Rationale for other choices:
B: Asking about all medical issues is too broad and may overwhelm the client, leading to a less focused discussion.
C: Asking if the client wants to talk about health concerns puts the onus on the client to bring up topics, which may hinder open communication.
D: While discussing feelings is important, it may not be the most immediate priority during admission and may not capture the primary reason for seeking care.
A nurse is obtaining a urine specimen for culture and sensitivity via a straight catheterization.
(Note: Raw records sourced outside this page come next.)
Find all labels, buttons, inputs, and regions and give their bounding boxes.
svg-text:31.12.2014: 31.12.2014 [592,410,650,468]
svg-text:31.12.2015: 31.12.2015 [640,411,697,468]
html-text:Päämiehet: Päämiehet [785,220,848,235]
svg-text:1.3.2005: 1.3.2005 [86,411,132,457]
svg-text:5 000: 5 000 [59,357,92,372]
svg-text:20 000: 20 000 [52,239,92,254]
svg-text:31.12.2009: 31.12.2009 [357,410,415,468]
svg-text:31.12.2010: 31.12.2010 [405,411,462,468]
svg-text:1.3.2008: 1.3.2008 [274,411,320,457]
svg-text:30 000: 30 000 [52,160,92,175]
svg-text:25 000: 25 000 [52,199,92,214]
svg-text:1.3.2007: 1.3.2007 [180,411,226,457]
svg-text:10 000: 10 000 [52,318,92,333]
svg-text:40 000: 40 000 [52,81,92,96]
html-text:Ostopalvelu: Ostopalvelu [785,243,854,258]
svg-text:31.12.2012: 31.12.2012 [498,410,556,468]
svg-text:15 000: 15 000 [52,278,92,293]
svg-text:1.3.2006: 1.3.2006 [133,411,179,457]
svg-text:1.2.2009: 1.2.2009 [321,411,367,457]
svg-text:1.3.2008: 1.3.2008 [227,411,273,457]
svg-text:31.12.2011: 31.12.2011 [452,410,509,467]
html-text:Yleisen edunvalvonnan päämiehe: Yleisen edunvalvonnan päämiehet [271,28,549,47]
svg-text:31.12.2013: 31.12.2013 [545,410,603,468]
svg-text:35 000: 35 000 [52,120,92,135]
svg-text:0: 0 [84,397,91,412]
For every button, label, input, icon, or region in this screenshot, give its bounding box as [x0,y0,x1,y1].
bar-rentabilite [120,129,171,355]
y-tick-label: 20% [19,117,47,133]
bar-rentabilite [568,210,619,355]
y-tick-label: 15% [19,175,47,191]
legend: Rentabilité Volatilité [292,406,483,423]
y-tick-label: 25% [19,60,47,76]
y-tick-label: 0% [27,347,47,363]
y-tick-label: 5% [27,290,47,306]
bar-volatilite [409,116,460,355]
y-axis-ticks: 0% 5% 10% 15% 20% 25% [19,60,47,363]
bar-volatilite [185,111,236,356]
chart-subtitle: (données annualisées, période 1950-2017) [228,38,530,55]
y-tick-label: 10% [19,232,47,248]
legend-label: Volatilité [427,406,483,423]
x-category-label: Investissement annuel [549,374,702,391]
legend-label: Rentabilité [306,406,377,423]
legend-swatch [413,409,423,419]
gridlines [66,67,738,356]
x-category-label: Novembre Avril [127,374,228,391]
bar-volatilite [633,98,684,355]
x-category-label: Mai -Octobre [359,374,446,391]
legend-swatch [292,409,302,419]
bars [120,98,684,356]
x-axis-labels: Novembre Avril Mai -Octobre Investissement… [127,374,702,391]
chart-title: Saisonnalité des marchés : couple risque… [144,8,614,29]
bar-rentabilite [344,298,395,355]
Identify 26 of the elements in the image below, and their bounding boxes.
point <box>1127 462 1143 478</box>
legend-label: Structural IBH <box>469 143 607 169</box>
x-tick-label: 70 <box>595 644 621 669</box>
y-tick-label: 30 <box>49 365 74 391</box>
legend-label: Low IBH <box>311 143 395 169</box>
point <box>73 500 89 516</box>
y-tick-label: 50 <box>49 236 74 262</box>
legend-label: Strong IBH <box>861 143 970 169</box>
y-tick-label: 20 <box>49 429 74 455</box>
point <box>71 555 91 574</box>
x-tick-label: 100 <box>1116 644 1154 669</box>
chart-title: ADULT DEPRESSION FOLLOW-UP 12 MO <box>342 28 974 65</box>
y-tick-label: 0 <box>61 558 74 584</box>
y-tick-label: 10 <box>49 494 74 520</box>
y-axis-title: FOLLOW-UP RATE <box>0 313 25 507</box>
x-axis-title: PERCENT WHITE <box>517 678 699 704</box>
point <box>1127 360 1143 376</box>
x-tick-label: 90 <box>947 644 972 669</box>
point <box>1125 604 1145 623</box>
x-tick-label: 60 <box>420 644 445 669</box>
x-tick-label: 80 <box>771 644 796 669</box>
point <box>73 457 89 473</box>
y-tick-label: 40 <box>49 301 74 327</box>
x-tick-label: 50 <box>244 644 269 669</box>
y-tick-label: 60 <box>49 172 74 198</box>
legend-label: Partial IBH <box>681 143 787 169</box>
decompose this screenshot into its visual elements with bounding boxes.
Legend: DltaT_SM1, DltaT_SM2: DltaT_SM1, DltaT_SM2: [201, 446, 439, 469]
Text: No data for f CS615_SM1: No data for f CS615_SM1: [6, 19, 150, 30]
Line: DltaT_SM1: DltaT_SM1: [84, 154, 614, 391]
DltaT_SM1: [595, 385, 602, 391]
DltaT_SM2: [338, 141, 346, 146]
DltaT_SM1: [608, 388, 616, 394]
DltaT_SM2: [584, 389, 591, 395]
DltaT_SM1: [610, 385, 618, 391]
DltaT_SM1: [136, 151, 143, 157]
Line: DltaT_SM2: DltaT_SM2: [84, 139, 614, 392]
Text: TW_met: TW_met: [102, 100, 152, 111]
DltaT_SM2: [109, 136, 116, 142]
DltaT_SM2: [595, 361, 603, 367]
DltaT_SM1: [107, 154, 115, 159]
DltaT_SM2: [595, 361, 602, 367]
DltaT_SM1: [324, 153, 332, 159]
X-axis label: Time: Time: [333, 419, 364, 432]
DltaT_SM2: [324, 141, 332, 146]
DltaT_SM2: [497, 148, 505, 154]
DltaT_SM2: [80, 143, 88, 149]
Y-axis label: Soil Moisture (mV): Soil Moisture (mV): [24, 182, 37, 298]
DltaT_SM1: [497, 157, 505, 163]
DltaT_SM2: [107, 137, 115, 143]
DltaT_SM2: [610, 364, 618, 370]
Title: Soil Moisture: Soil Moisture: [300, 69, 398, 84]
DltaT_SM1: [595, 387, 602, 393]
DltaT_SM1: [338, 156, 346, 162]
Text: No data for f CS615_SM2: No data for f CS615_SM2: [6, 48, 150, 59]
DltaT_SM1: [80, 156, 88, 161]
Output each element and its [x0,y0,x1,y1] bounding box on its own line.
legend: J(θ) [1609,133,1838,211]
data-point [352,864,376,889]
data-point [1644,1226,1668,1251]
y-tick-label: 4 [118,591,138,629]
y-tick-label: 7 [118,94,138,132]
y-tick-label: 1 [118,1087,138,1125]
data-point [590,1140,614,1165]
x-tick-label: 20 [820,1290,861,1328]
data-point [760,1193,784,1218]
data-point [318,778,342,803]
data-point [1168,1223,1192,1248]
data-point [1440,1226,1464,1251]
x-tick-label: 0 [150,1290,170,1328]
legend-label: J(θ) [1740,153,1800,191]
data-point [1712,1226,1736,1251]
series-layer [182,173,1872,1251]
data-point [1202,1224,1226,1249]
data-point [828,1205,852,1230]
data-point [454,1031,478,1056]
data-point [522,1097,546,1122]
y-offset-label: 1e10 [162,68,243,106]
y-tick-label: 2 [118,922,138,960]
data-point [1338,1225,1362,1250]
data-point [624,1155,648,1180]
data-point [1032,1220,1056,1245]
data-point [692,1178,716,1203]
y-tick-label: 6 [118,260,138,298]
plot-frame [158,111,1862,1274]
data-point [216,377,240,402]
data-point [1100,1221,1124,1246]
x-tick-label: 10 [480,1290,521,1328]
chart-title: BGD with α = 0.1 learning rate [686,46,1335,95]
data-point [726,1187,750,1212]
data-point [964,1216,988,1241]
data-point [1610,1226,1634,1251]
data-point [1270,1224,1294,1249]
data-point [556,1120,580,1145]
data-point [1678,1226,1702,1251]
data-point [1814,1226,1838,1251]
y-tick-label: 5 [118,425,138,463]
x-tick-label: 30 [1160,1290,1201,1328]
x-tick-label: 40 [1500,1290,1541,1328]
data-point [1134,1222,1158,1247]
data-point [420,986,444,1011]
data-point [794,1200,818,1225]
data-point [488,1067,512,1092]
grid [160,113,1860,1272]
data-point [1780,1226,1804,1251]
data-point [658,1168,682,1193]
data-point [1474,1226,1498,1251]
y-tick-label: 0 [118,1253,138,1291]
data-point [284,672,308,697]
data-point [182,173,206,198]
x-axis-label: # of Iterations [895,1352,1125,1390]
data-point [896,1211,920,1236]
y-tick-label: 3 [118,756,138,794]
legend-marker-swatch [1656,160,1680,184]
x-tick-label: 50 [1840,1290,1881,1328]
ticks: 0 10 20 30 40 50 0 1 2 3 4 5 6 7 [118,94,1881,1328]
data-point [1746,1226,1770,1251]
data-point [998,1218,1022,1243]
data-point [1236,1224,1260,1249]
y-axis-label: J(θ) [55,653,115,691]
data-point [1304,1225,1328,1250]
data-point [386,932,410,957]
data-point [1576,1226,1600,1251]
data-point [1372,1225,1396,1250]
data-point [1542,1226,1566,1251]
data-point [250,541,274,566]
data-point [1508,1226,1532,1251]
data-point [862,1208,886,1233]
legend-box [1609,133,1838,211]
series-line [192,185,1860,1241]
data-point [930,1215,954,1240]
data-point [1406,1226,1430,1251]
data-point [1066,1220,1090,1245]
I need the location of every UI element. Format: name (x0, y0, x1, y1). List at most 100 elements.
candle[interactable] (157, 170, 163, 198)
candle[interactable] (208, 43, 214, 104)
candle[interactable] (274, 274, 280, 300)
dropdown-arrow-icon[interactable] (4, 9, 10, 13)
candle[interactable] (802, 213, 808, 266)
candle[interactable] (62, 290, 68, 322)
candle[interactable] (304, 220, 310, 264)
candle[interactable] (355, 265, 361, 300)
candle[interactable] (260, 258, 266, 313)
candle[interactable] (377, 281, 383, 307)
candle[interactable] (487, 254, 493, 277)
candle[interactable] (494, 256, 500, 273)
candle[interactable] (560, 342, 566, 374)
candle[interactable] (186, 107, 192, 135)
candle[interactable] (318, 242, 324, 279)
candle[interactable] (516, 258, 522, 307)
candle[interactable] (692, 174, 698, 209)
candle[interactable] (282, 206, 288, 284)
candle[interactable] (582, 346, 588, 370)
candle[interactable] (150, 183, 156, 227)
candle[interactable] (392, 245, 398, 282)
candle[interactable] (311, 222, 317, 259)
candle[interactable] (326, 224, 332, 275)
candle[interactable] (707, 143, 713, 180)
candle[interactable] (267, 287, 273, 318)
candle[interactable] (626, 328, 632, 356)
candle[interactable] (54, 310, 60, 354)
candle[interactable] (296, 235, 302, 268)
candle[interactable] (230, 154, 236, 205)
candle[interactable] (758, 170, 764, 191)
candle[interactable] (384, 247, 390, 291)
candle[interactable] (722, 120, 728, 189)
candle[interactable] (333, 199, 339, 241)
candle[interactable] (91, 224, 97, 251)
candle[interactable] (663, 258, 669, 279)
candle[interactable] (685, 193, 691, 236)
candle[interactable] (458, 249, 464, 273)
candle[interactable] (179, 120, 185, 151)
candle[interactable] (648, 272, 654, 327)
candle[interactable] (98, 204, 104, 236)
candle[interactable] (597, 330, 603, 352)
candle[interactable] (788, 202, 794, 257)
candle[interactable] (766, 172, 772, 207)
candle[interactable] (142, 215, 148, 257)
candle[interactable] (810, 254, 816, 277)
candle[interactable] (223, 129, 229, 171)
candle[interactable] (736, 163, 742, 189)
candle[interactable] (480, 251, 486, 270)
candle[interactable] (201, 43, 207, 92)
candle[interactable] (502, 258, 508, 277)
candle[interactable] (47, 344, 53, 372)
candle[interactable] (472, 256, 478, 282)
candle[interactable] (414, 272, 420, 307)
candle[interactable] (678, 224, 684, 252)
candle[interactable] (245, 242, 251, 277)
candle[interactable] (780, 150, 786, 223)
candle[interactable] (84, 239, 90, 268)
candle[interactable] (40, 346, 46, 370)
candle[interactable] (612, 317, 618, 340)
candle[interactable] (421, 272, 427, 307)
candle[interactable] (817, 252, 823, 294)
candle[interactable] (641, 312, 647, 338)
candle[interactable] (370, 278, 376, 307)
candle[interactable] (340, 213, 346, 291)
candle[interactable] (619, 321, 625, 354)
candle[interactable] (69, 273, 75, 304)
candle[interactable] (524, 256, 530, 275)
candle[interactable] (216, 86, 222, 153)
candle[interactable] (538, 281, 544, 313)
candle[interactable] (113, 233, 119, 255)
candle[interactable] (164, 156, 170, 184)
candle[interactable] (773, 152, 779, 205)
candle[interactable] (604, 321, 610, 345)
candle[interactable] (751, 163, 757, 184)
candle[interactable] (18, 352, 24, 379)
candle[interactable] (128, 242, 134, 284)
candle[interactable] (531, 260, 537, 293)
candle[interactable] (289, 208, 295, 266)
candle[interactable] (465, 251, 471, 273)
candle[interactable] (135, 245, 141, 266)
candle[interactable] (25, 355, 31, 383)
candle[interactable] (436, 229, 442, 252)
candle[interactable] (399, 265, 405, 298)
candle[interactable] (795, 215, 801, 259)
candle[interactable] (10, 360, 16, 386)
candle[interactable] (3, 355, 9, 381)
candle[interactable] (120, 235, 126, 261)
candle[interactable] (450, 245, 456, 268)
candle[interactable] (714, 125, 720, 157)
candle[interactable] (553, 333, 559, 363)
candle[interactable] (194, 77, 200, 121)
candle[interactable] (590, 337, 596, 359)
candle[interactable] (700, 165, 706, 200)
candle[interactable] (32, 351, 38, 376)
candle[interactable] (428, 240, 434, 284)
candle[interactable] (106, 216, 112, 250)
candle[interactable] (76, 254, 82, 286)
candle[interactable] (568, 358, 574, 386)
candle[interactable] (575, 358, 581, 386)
Which of the following actions should the nurse take?
- A. Collect urine from the catheter's port.
- B. Use a sterile specimen container.
- C. Use sterile water to inflate the balloon.
- D. Instruct the client to clean from front to back with an antiseptic solution.
Correct Answer: B
Rationale: The correct answer is B: Use a sterile specimen container. This is crucial to prevent contamination of the urine sample, ensuring accurate culture and sensitivity results. Sterile container minimizes the risk of introducing bacteria from the environment. Option A is incorrect because collecting urine from the catheter's port may introduce contaminants. Option C is incorrect as sterile water is not used to inflate the balloon but rather sterile saline. Option D is incorrect because cleaning from front to back is not relevant to obtaining a urine specimen via catheterization.
A nurse is reinforcing teaching with a client about crutch walking using the swing-through gait. Which of the following statements should the nurse include?
- A. Look down at your feet before moving the crutches.
- B. Place one crutch forward with the opposite foot and then place the second crutch forward with the other foot.
- C. Move both crutches forward, then lift and move your body past the crutches.
- D. Bear your weight against the underarm crutch pads.
Correct Answer: C
Rationale: The correct answer is C: Move both crutches forward, then lift and move your body past the crutches. This statement correctly describes the swing-through gait technique where both crutches are moved forward simultaneously followed by the client lifting and moving their body past the crutches. This technique helps maintain balance and stability during crutch walking. Looking down at your feet before moving the crutches (Choice A) is incorrect as it can cause the client to lose their balance. Placing one crutch forward with the opposite foot and then the second crutch forward with the other foot (Choice B) is the incorrect description of the swing-to gait technique. Bearing weight against the underarm crutch pads (Choice D) is incorrect as it can cause discomfort and potential nerve damage.
A nurse is preparing to administer a soapsuds enema to an adult client. Which of the following actions should the nurse take?
- A. Put on sterile gloves.
- B. Assist the client to the left Sims' position.
- C. Hang the enema container 61 cm (24 in) above the anus.
- D. Insert the tubing about 15 cm (6 in) into the anus.
Correct Answer: B
Rationale: The correct answer is B: Assist the client to the left Sims' position. This position helps to facilitate the flow of the enema solution into the colon by allowing gravity to assist in the process. Placing the client in the left Sims' position helps to ensure proper administration and effectiveness of the enema.
A: Putting on sterile gloves is not necessary for administering a soapsuds enema.
C: Hanging the enema container 61 cm above the anus is not a standard practice for administering a soapsuds enema.
D: Inserting the tubing about 15 cm into the anus is too shallow and may not reach the desired area for the enema to be effective.